Visando atingir meta da PNRS, Minas Gerais terá de implantar 20 aterros sanitários até 2014

Para atingir a meta estabelecida pela Política Nacional de Resíduos Sólidos (PNRS), Minas Gerais terá que implementar 20 aterros sanitários até 2014. Foi o que informou um levantamento realizado pela Associação Brasileira de Resíduos Sólidos e Limpeza Pública (ABLP). A estimativa do custo da operação é de R$ 228 milhões.

De acordo com o jornal Hoje em Dia, a Fundação Estadual do Meio Ambiente (Feam) desconhece o levantamento e também não tem dados sobre o número de aterros que deveriam ser construídos no Estado para atingir tal meta. Ainda segundo o jornal, a Feam informou que atualmente existem 44 aterros sanitários regularizados em Minas e 13 municípios utilizam aterros de cidades vizinhas.

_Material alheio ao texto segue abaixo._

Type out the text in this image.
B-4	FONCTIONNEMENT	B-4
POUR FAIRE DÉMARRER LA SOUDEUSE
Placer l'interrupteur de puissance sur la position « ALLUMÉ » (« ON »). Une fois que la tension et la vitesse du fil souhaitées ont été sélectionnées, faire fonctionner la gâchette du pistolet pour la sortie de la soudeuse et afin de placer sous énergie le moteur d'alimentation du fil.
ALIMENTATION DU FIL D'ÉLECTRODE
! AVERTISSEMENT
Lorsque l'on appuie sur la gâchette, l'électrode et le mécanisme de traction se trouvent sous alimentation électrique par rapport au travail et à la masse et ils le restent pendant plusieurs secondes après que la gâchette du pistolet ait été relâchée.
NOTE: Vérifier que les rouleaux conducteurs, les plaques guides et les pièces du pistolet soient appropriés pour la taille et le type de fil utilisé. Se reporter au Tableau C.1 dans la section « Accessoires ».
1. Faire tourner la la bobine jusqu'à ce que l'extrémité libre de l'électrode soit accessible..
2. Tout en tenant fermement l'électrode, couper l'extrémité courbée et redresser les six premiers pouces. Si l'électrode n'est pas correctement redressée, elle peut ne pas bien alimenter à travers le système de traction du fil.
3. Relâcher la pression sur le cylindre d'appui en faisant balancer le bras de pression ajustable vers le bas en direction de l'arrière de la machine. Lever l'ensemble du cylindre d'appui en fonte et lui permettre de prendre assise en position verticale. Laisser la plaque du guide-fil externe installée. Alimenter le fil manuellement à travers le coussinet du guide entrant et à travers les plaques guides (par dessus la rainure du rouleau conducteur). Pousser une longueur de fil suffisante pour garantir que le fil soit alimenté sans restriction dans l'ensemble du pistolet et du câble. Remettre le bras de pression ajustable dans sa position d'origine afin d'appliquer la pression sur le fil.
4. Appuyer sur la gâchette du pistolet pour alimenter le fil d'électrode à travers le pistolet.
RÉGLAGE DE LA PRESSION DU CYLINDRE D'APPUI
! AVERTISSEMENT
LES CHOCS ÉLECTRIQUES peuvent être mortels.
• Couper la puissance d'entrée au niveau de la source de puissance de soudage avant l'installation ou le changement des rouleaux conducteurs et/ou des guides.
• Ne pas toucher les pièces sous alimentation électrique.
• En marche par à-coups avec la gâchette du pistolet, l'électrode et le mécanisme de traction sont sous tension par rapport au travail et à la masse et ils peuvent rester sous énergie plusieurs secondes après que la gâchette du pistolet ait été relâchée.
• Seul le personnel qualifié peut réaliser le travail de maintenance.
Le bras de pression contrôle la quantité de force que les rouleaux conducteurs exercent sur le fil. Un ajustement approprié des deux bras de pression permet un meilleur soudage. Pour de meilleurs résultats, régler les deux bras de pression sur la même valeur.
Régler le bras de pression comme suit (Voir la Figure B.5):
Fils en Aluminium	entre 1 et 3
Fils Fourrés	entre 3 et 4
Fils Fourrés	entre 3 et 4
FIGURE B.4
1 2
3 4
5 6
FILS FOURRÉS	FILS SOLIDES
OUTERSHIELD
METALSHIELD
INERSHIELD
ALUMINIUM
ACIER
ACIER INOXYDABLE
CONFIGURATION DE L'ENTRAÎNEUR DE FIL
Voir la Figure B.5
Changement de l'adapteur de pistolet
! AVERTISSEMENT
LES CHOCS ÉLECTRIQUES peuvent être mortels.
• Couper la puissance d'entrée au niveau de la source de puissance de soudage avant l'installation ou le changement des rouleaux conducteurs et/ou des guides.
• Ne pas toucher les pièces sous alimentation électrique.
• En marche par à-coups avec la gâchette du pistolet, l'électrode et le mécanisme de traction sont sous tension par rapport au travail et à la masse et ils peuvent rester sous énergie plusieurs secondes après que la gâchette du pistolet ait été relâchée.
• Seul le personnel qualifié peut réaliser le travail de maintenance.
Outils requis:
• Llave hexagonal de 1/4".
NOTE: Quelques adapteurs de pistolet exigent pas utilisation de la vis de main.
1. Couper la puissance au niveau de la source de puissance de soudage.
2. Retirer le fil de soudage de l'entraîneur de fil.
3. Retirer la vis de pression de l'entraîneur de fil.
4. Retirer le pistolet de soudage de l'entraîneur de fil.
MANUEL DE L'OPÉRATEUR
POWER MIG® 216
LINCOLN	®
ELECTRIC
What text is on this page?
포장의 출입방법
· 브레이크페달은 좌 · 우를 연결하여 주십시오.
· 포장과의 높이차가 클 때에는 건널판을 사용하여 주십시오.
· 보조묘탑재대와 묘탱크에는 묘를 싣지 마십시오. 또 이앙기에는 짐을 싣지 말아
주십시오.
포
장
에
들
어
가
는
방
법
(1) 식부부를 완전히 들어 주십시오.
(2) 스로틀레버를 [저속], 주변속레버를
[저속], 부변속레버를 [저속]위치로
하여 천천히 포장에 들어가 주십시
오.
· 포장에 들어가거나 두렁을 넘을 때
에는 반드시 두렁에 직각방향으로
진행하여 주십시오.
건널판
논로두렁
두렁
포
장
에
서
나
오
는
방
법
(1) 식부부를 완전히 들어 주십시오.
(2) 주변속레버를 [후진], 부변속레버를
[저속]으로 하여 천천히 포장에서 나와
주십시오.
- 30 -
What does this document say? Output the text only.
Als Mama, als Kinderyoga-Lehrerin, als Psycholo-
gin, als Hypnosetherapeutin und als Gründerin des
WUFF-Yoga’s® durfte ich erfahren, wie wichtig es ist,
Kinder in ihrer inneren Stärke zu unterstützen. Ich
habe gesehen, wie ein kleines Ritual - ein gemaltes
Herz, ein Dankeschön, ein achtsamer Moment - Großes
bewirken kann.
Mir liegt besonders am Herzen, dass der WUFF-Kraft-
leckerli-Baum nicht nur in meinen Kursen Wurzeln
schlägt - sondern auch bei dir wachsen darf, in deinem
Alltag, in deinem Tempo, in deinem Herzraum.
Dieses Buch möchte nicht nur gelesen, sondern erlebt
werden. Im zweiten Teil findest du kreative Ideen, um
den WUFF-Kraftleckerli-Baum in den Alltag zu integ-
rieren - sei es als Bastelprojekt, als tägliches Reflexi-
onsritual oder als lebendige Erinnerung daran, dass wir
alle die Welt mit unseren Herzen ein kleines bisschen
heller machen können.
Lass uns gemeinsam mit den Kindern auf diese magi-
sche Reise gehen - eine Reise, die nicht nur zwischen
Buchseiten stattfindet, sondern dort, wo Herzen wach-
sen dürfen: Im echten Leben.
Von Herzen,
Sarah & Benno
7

Contudo, os números que apontam para a redução do número de lixões preocupam. Em dez anos, a queda foi de 33%, passando de 823 lixões, em 2011, para os atuais 278. Em um ano, o recuo foi de 11%. Acompanhando o mesmo ritmo de queda, até 2014 seriam 210 lixões em todo o Estado. "Nessa perspectiva, a possibilidade de se atingir a meta é praticamente nula", pontua o coordenador de Meio Ambiente da Associação Mineira de Municípios (AMM), Licínio Xavier. Ele afirma que a realização de consórcios seria a saída mais viável para o cumprimento da norma, que passa a vigorar em agosto de 2014. "Para um município de 100 mil habitantes, por exemplo, o gasto com a implantação de um aterro é da ordem de R$ 4 milhões. Infelizmente, faz falta uma legislação, não somente mais apelativa, mas com um posicionamento mais firme também em relação aos incentivos financeiros", conclui.

Em Pompéu, na região Central do Estado, cerca de 30 mil toneladas de rejeitos produzidas por dia ainda são armazenadas no lixão da cidade. De acordo com o jornal, o prefeito Joaquim Campos Reis informou que um projeto para a construção do aterro, por meio de consórcio, está em andamento. "Manter um aterro gera um custo altíssimo para o município. A ideia de criar uma associação é justamente dividir as despesas e tentar um financiamento razoável do governo", expõe.

Em Itaguara, também na região Central, o lixão, que funcionou durante quase 20 anos, foi desativado há sete meses. O lixo produzido no município agora é levado para o aterro de Sabará, na Região Metropolitana de Belo Horizonte. O prefeito Alisson Diego de Morais estima que o gasto com a nova logística irá consumir R$ 500 mil do orçamento. De 2007 a 2011, Itaguara recebeu pelo menos dez multas ambientais relativas ao lixão da cidade.